I have just returned from a meeting with my colleague Dr David Miller from the University of Dundee. I went to David some time ago with my Dr Kawashima idea along with a rough sketch of the methodology that I hoped to use. Those early meetings led to David coming on board to partner me on the work that I have been doing in putting Dr Kawashima for the Nintendo DS into schools.
We carried out a small scale intervention last year and this had such a dramatic impact that it was decided that Learning and Teaching Scotland would fund a much more extensive study in terms of increasing the sample size. As a result we put 16 class sets of Nintendo DS into schools across Scotland and used 16 classes as control groups. Pre and post tests were used to gather the data and since the project finished David has been doing the number crunching as well as beginning to tutor me in the art of SPSS!

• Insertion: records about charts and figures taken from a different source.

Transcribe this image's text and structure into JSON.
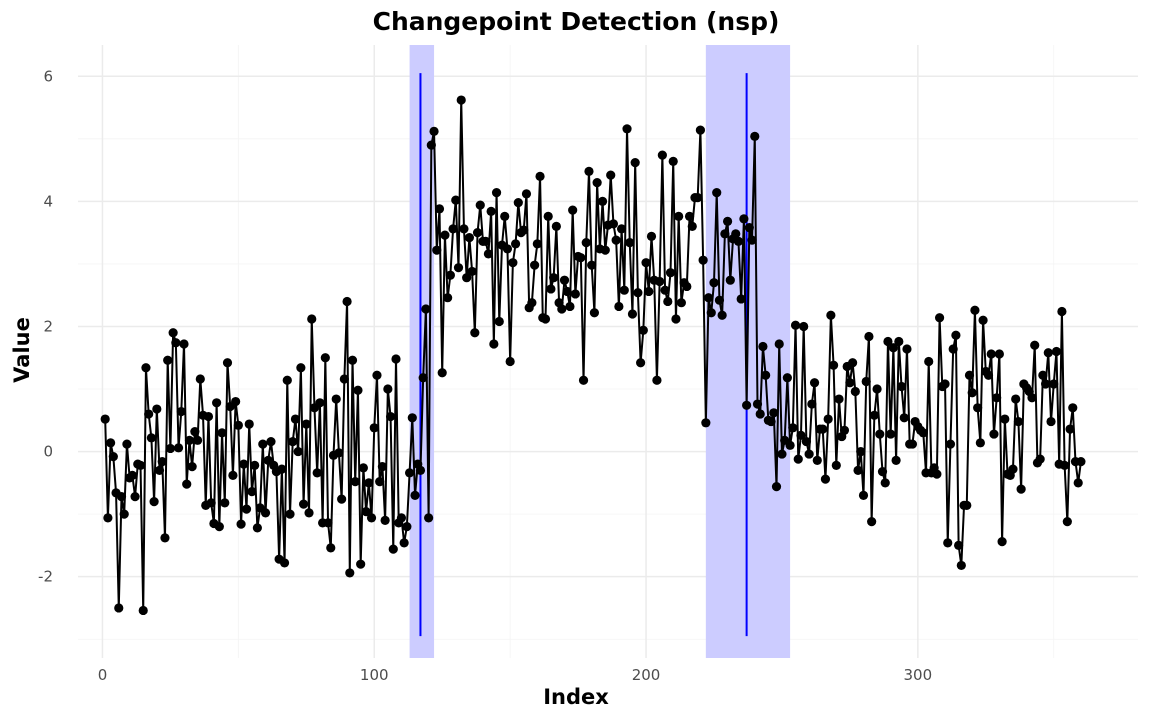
{
  "chart_data": {
    "type": "line",
    "title": "Changepoint Detection (nsp)",
    "xlabel": "Index",
    "ylabel": "Value",
    "xlim": [
      -9,
      381
    ],
    "ylim": [
      -3.3,
      6.5
    ],
    "x_ticks": [
      0,
      100,
      200,
      300
    ],
    "y_ticks": [
      -2,
      0,
      2,
      4,
      6
    ],
    "x_tick_labels": [
      "0",
      "100",
      "200",
      "300"
    ],
    "y_tick_labels": [
      "-2",
      "0",
      "2",
      "4",
      "6"
    ],
    "grid": true,
    "legend": "none",
    "colors": {
      "series": "#000000",
      "interval_fill": "#ccccff",
      "changepoint_line": "#0000ff"
    },
    "intervals": [
      {
        "start": 113,
        "end": 122
      },
      {
        "start": 222,
        "end": 253
      }
    ],
    "changepoints": [
      {
        "x": 117,
        "y_from": -2.95,
        "y_to": 6.05
      },
      {
        "x": 237,
        "y_from": -2.95,
        "y_to": 6.05
      }
    ],
    "series": [
      {
        "values": [
          0.52,
          -1.06,
          0.14,
          -0.08,
          -0.66,
          -2.5,
          -0.72,
          -1.0,
          0.12,
          -0.42,
          -0.38,
          -0.72,
          -0.2,
          -0.22,
          -2.54,
          1.34,
          0.6,
          0.22,
          -0.8,
          0.68,
          -0.3,
          -0.16,
          -1.38,
          1.46,
          0.05,
          1.9,
          1.74,
          0.06,
          0.64,
          1.72,
          -0.52,
          0.18,
          -0.24,
          0.32,
          0.18,
          1.16,
          0.58,
          -0.86,
          0.56,
          -0.82,
          -1.15,
          0.78,
          -1.2,
          0.3,
          -0.82,
          1.42,
          0.72,
          -0.38,
          0.8,
          0.42,
          -1.16,
          -0.2,
          -0.92,
          0.44,
          -0.64,
          -0.22,
          -1.22,
          -0.9,
          0.12,
          -0.98,
          -0.14,
          0.16,
          -0.22,
          -0.32,
          -1.72,
          -0.28,
          -1.78,
          1.14,
          -1.0,
          0.16,
          0.52,
          0.0,
          1.34,
          -0.84,
          0.44,
          -0.98,
          2.12,
          0.7,
          -0.34,
          0.78,
          -1.14,
          1.5,
          -1.14,
          -1.54,
          -0.06,
          0.84,
          -0.02,
          -0.76,
          1.16,
          2.4,
          -1.94,
          1.46,
          -0.48,
          0.98,
          -1.8,
          -0.26,
          -0.96,
          -0.5,
          -1.06,
          0.38,
          1.22,
          -0.48,
          -0.24,
          -1.1,
          1.0,
          0.56,
          -1.56,
          1.48,
          -1.14,
          -1.06,
          -1.46,
          -1.2,
          -0.34,
          0.54,
          -0.7,
          -0.2,
          -0.3,
          1.18,
          2.28,
          -1.06,
          4.9,
          5.12,
          3.22,
          3.88,
          1.26,
          3.46,
          2.46,
          2.82,
          3.56,
          4.02,
          2.94,
          5.62,
          3.56,
          2.78,
          3.42,
          2.88,
          1.9,
          3.5,
          3.94,
          3.36,
          3.36,
          3.16,
          3.84,
          1.72,
          4.14,
          2.08,
          3.3,
          3.76,
          3.24,
          1.44,
          3.02,
          3.32,
          3.98,
          3.5,
          3.54,
          4.12,
          2.3,
          2.38,
          2.98,
          3.32,
          4.4,
          2.14,
          2.12,
          3.76,
          2.6,
          2.78,
          3.6,
          2.38,
          2.28,
          2.74,
          2.56,
          2.32,
          3.86,
          2.52,
          3.12,
          3.1,
          1.14,
          3.34,
          4.48,
          2.98,
          2.22,
          4.3,
          3.24,
          4.0,
          3.22,
          3.62,
          4.42,
          3.64,
          3.38,
          2.32,
          3.56,
          2.58,
          5.16,
          3.34,
          2.2,
          4.62,
          2.54,
          1.42,
          1.94,
          3.02,
          2.56,
          3.44,
          2.74,
          1.14,
          2.72,
          4.74,
          2.58,
          2.4,
          2.86,
          4.64,
          2.12,
          3.76,
          2.38,
          2.7,
          2.64,
          3.76,
          3.6,
          4.06,
          4.06,
          5.14,
          3.06,
          0.46,
          2.46,
          2.22,
          2.7,
          4.14,
          2.42,
          2.18,
          3.48,
          3.68,
          2.74,
          3.4,
          3.48,
          3.36,
          2.44,
          3.72,
          0.74,
          3.58,
          3.38,
          5.04,
          0.76,
          0.6,
          1.68,
          1.22,
          0.5,
          0.48,
          0.62,
          -0.56,
          1.72,
          -0.04,
          0.18,
          1.18,
          0.1,
          0.38,
          2.02,
          -0.12,
          0.26,
          2.0,
          0.16,
          -0.04,
          0.76,
          1.1,
          -0.14,
          0.36,
          0.36,
          -0.44,
          0.52,
          2.18,
          1.38,
          -0.22,
          0.84,
          0.24,
          0.34,
          1.36,
          1.1,
          1.42,
          0.96,
          -0.3,
          0.0,
          -0.7,
          1.12,
          1.84,
          -1.12,
          0.58,
          1.0,
          0.28,
          -0.32,
          -0.5,
          1.76,
          0.28,
          1.66,
          -0.14,
          1.76,
          1.04,
          0.54,
          1.64,
          0.12,
          0.12,
          0.48,
          0.4,
          0.34,
          0.3,
          -0.34,
          1.44,
          -0.34,
          -0.26,
          -0.36,
          2.14,
          1.04,
          1.08,
          -1.46,
          0.12,
          1.64,
          1.86,
          -1.5,
          -1.82,
          -0.86,
          -0.86,
          1.22,
          0.94,
          2.26,
          0.7,
          0.14,
          2.1,
          1.28,
          1.22,
          1.56,
          0.28,
          0.86,
          1.56,
          -1.44,
          0.52,
          -0.36,
          -0.38,
          -0.28,
          0.84,
          0.48,
          -0.6,
          1.08,
          1.02,
          0.96,
          0.86,
          1.7,
          -0.18,
          -0.12,
          1.22,
          1.08,
          1.58,
          0.48,
          1.08,
          1.6,
          -0.2,
          2.24,
          -0.22,
          -1.12,
          0.36,
          0.7,
          -0.16,
          -0.5,
          -0.16
        ]
      }
    ]
  }
}
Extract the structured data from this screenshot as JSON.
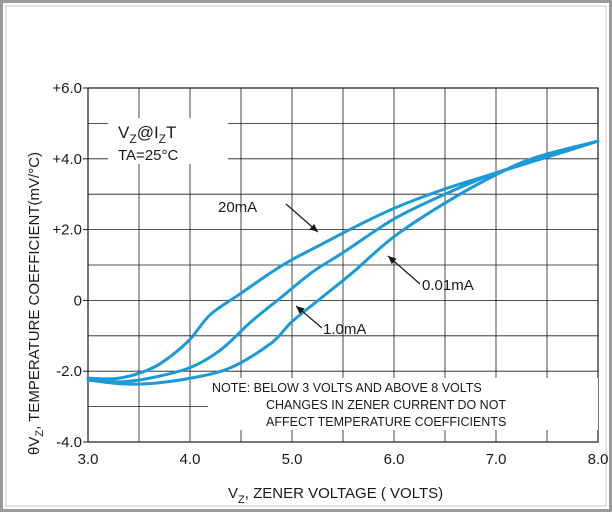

This post is just a wee announcement to say that the results so far appear to be very interesting and significant. I don't want to say too much at this stage because we are sharing the results at a seminar at the Scottish Learning Festival on 25th September but what I would say is that the initial study received a wee bit of criticism due to the small sample, however, this extended sample size will undoubtedly allow us to make a much more solid case for what we have found. And what we have found is most certainly of interest to teachers, schools, education managers and even higher I believe. Oh, the games industry might want to take note too....
It'd be great to see you at SLF '08 and even better if you can get along to hear how Dr Kawashima CAN make an impact on children's learning.